- Official release poster
- Directed by: Yen Tan
- Written by: Yen Tan; David Lowery;
- Produced by: Kelly Williams; Jonathan Duffy; James M. Johnston; Eric Steele;
- Starring: Bill Heck; Marcus DeAnda; Amy Seimetz; John Merriman; Alfredo Maduro; Corby Sullivan; Bailey Bass;
- Cinematography: HutcH
- Edited by: Don Swaynos
- Music by: Curtis Glenn Heath
- Production companies: Mile Marker Film; Vilcek Foundation;
- Distributed by: Wolfe Releasing
- Release dates: January 21, 2013 (Sundance); January 7, 2014 (United States);
- Running time: 80 minutes
- Country: United States
- Language: English

= Pit Stop (2013 film) =

Pit Stop is a 2013 American drama film directed by Yen Tan.

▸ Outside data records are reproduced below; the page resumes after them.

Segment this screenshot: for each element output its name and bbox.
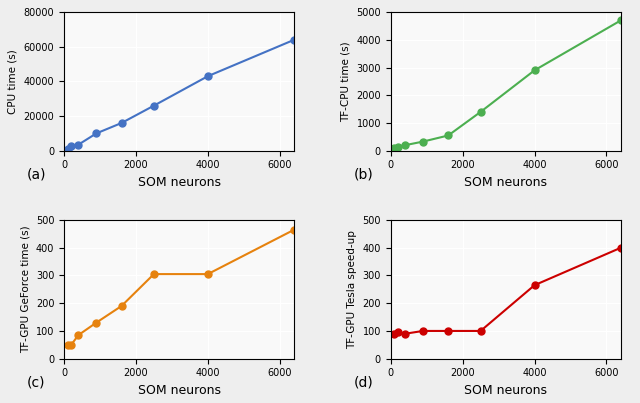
Y-axis label: TF-CPU time (s): TF-CPU time (s) xyxy=(341,41,351,122)
X-axis label: SOM neurons: SOM neurons xyxy=(138,384,221,397)
X-axis label: SOM neurons: SOM neurons xyxy=(464,176,547,189)
Text: (b): (b) xyxy=(354,167,374,181)
Text: (c): (c) xyxy=(27,375,45,389)
X-axis label: SOM neurons: SOM neurons xyxy=(464,384,547,397)
Text: (d): (d) xyxy=(354,375,374,389)
Text: (a): (a) xyxy=(27,167,47,181)
Y-axis label: CPU time (s): CPU time (s) xyxy=(8,49,18,114)
Y-axis label: TF-GPU GeForce time (s): TF-GPU GeForce time (s) xyxy=(20,226,30,353)
Y-axis label: TF-GPU Tesla speed-up: TF-GPU Tesla speed-up xyxy=(347,230,357,349)
X-axis label: SOM neurons: SOM neurons xyxy=(138,176,221,189)
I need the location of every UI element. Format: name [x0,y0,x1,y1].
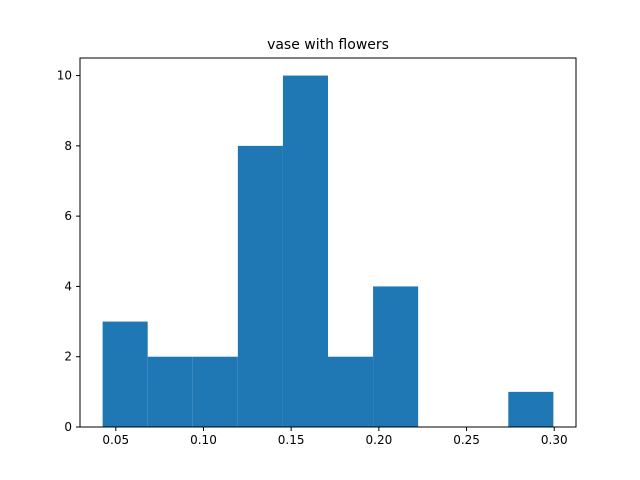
axes-frame [79,57,577,428]
histogram-bar [147,356,193,427]
x-tick-label: 0.20 [366,433,393,447]
x-tick-label: 0.05 [102,433,129,447]
x-tick-label: 0.15 [278,433,305,447]
y-tick-label: 0 [64,420,72,434]
y-tick-label: 4 [64,279,72,293]
histogram-bar [192,356,238,427]
bars-layer [102,75,554,428]
y-tick-label: 8 [64,139,72,153]
histogram-bar [102,321,148,427]
histogram-bar [237,145,283,427]
x-tick-label: 0.25 [453,433,480,447]
x-tick-label: 0.30 [541,433,568,447]
y-tick-label: 10 [57,69,72,83]
histogram-bar [282,75,328,428]
y-axis-ticks: 0 2 4 6 8 10 [57,69,80,434]
histogram-bar [328,356,374,427]
y-tick-label: 6 [64,209,72,223]
histogram-bar [508,391,554,427]
y-tick-label: 2 [64,350,72,364]
chart-title: vase with flowers [267,37,389,53]
x-tick-label: 0.10 [190,433,217,447]
histogram-bar [373,286,419,427]
x-axis-ticks: 0.05 0.10 0.15 0.20 0.25 0.30 [102,427,568,447]
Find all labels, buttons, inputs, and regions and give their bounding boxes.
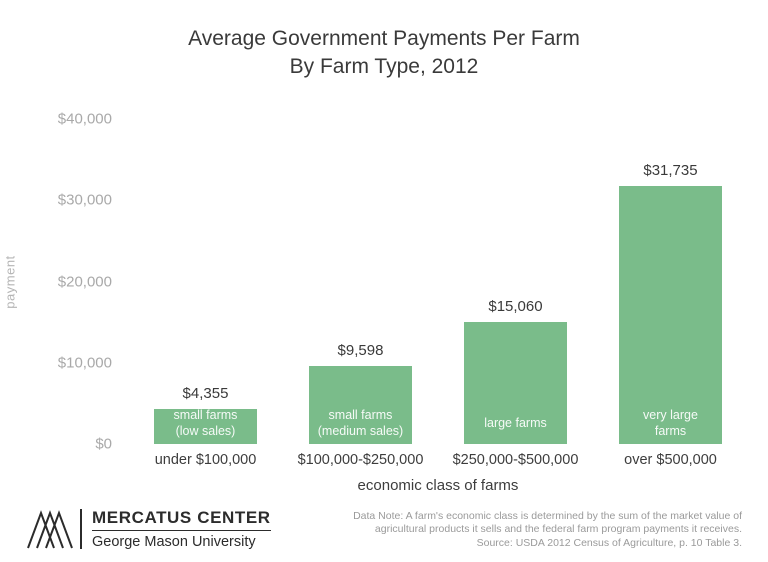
logo-subtitle: George Mason University (92, 534, 256, 550)
bar-inner-label: small farms (low sales) (148, 405, 262, 441)
y-tick-label: $30,000 (57, 191, 112, 209)
bar: $9,598 small farms (medium sales) (309, 342, 412, 444)
logo-rule (92, 530, 271, 531)
mercatus-logo: MERCATUS CENTER George Mason University (26, 508, 271, 550)
bar: $4,355 small farms (low sales) (154, 385, 257, 444)
plot-area: payment $0 $10,000 $20,000 $30,000 $40,000 $… (3, 111, 748, 453)
bar-inner-label-line: (low sales) (175, 424, 236, 438)
bar-group: $9,598 small farms (medium sales) (283, 119, 438, 444)
x-axis-title: economic class of farms (357, 477, 519, 494)
bar: $31,735 very large farms (619, 162, 722, 444)
bar-group: $4,355 small farms (low sales) (128, 119, 283, 444)
data-note: Data Note: A farm's economic class is de… (353, 510, 742, 551)
x-axis-ticks: under $100,000 $100,000-$250,000 $250,000-… (128, 452, 748, 468)
chart-title: Average Government Payments Per Farm (188, 27, 580, 50)
x-tick-label: $250,000-$500,000 (452, 452, 579, 468)
logo-divider (80, 509, 82, 549)
bar-inner-label-line: farms (654, 424, 687, 438)
bar: $15,060 large farms (464, 298, 567, 444)
note-line: Source: USDA 2012 Census of Agriculture,… (476, 536, 742, 549)
x-tick-label: over $500,000 (624, 452, 717, 468)
bar-value-label: $31,735 (643, 162, 698, 180)
y-tick-label: $40,000 (57, 110, 112, 128)
bar-group: $15,060 large farms (438, 119, 593, 444)
x-tick-label: under $100,000 (154, 452, 257, 468)
bar-inner-label-line: (medium sales) (317, 424, 404, 438)
note-line: Data Note: A farm's economic class is de… (353, 509, 742, 522)
chart-title-block: Average Government Payments Per Farm By … (0, 0, 768, 81)
y-tick-label: $0 (95, 435, 112, 453)
bars-container: $4,355 small farms (low sales) $9,598 small … (128, 119, 748, 444)
x-tick-label: $100,000-$250,000 (297, 452, 424, 468)
bar-group: $31,735 very large farms (593, 119, 748, 444)
logo-text: MERCATUS CENTER George Mason University (92, 508, 271, 550)
bar-inner-label: large farms (458, 405, 572, 441)
y-tick-label: $10,000 (57, 354, 112, 372)
bar-inner-label: very large farms (613, 405, 727, 441)
y-tick-label: $20,000 (57, 273, 112, 290)
bar-value-label: $9,598 (337, 342, 384, 360)
bar-value-label: $15,060 (488, 297, 543, 315)
footer: MERCATUS CENTER George Mason University … (26, 508, 742, 550)
mercatus-logo-icon (27, 510, 73, 549)
note-line: agricultural products it sells and the f… (374, 523, 742, 535)
bar-inner-label: small farms (medium sales) (303, 405, 417, 441)
bar-inner-label-line: large farms (484, 416, 547, 430)
bar-value-label: $4,355 (182, 384, 229, 402)
bar-inner-label-line: very large (643, 408, 698, 422)
bar-chart: payment $0 $10,000 $20,000 $30,000 $40,000 $… (3, 111, 748, 494)
chart-subtitle: By Farm Type, 2012 (289, 55, 479, 78)
logo-title: MERCATUS CENTER (92, 508, 271, 527)
bar-inner-label-line: small farms (328, 408, 393, 422)
bar-inner-label-line: small farms (173, 408, 238, 422)
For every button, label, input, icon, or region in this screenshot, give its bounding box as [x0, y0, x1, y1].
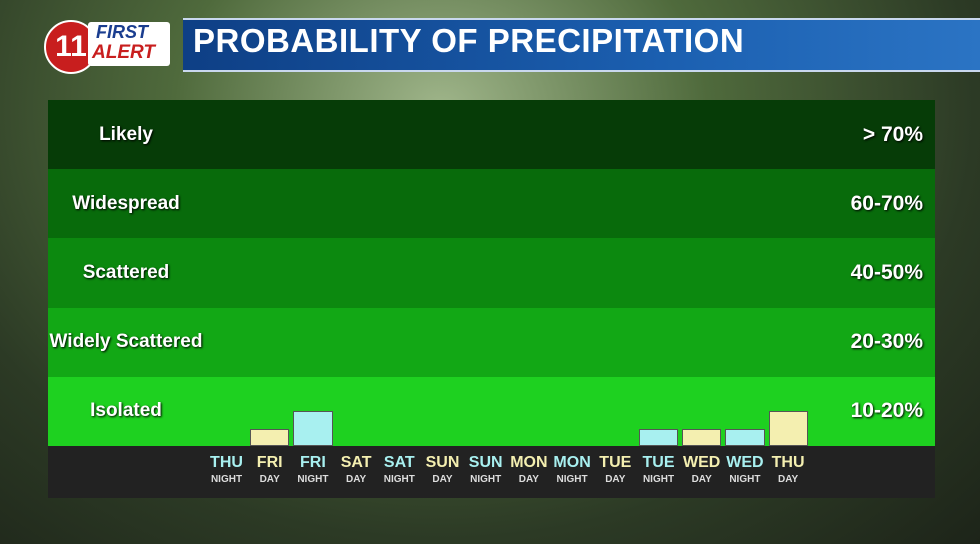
x-tick-sublabel: DAY	[432, 474, 453, 485]
x-tick-label: MON	[553, 454, 591, 471]
chart-title: PROBABILITY OF PRECIPITATION	[193, 22, 745, 59]
logo-line1: FIRST	[96, 22, 148, 42]
band-range: 40-50%	[850, 260, 923, 284]
band: Likely > 70%	[48, 100, 935, 170]
band-label: Widely Scattered	[49, 331, 203, 353]
x-tick-label: WED	[726, 454, 764, 471]
x-tick-sublabel: DAY	[691, 474, 712, 485]
x-tick-sublabel: DAY	[518, 474, 539, 485]
band-label: Widespread	[72, 192, 180, 214]
x-tick-sublabel: NIGHT	[470, 474, 502, 485]
band: Scattered 40-50%	[48, 238, 935, 308]
x-tick-label: THU	[771, 454, 805, 471]
bar	[639, 428, 679, 446]
band-range: 20-30%	[850, 330, 923, 354]
x-tick-label: FRI	[300, 454, 326, 471]
x-tick-label: SUN	[468, 454, 503, 471]
x-tick-label: SUN	[425, 454, 460, 471]
band-label: Isolated	[90, 400, 162, 422]
band-range: 60-70%	[850, 191, 923, 215]
logo-box	[88, 22, 170, 66]
band-range: 10-20%	[850, 399, 923, 423]
band-label: Scattered	[82, 261, 170, 283]
band-range: > 70%	[862, 122, 923, 146]
x-tick-sublabel: DAY	[345, 474, 367, 485]
x-tick-label: TUE	[599, 454, 632, 471]
x-tick-sublabel: DAY	[777, 474, 799, 485]
x-tick-sublabel: NIGHT	[642, 474, 675, 485]
bar	[250, 428, 290, 446]
band: Widespread 60-70%	[48, 169, 935, 239]
x-tick-sublabel: NIGHT	[556, 474, 588, 485]
x-tick-label: MON	[510, 454, 548, 471]
bar	[682, 428, 722, 446]
x-tick-sublabel: DAY	[259, 474, 280, 485]
x-tick-label: WED	[683, 454, 721, 471]
x-tick-sublabel: DAY	[605, 474, 626, 485]
x-tick-sublabel: NIGHT	[729, 474, 761, 485]
logo-line2: ALERT	[92, 42, 155, 63]
axis-strip	[48, 446, 935, 498]
x-tick-label: THU	[210, 454, 243, 471]
title-bar	[183, 18, 980, 72]
bar	[768, 411, 808, 446]
band-label: Likely	[99, 123, 153, 145]
x-tick-sublabel: NIGHT	[383, 474, 415, 485]
band: Widely Scattered 20-30%	[48, 307, 935, 377]
bar	[725, 428, 765, 446]
x-tick-label: SAT	[383, 454, 415, 471]
x-tick-sublabel: NIGHT	[210, 474, 243, 485]
bar	[293, 411, 333, 446]
x-tick-sublabel: NIGHT	[297, 474, 329, 485]
x-tick-label: TUE	[642, 454, 675, 471]
x-tick-label: FRI	[256, 454, 283, 471]
x-tick-label: SAT	[340, 454, 372, 471]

The film tells the story of two gay men in a small town in Texas.

==Plot introduction==
The majority of the film involves the men's past relationships and struggles of being gay in a small Southern town.

==Cast==
The film stars Bill Heck and Marcus DeAnda as Gabe and Ernesto, the protagonists. The film also stars Amy Seimetz as Gabe's ex-wife Shannon and Alfredo Maduro as Ernesto's former partner Luis, both of whom are still involved in their ex-partners' lives.

==Premiere==
Pit Stop premiered at the 2013 Sundance Film Festival. It was released digitally on January 7, 2014, and on DVD on February 4, 2014, by Wolfe Releasing.

==Awards==
The film won the Texas Grand Jury Prize at the 2013 Dallas International Film Festival and the Louise LeQuire Award for Best Screenplay at the 2013 Nashville Film Festival.

At the 2013 Los Angeles Outfest, Heck and DeAnda won the Grand Jury Award for Best Actor for their roles as Gabe and Ernesto.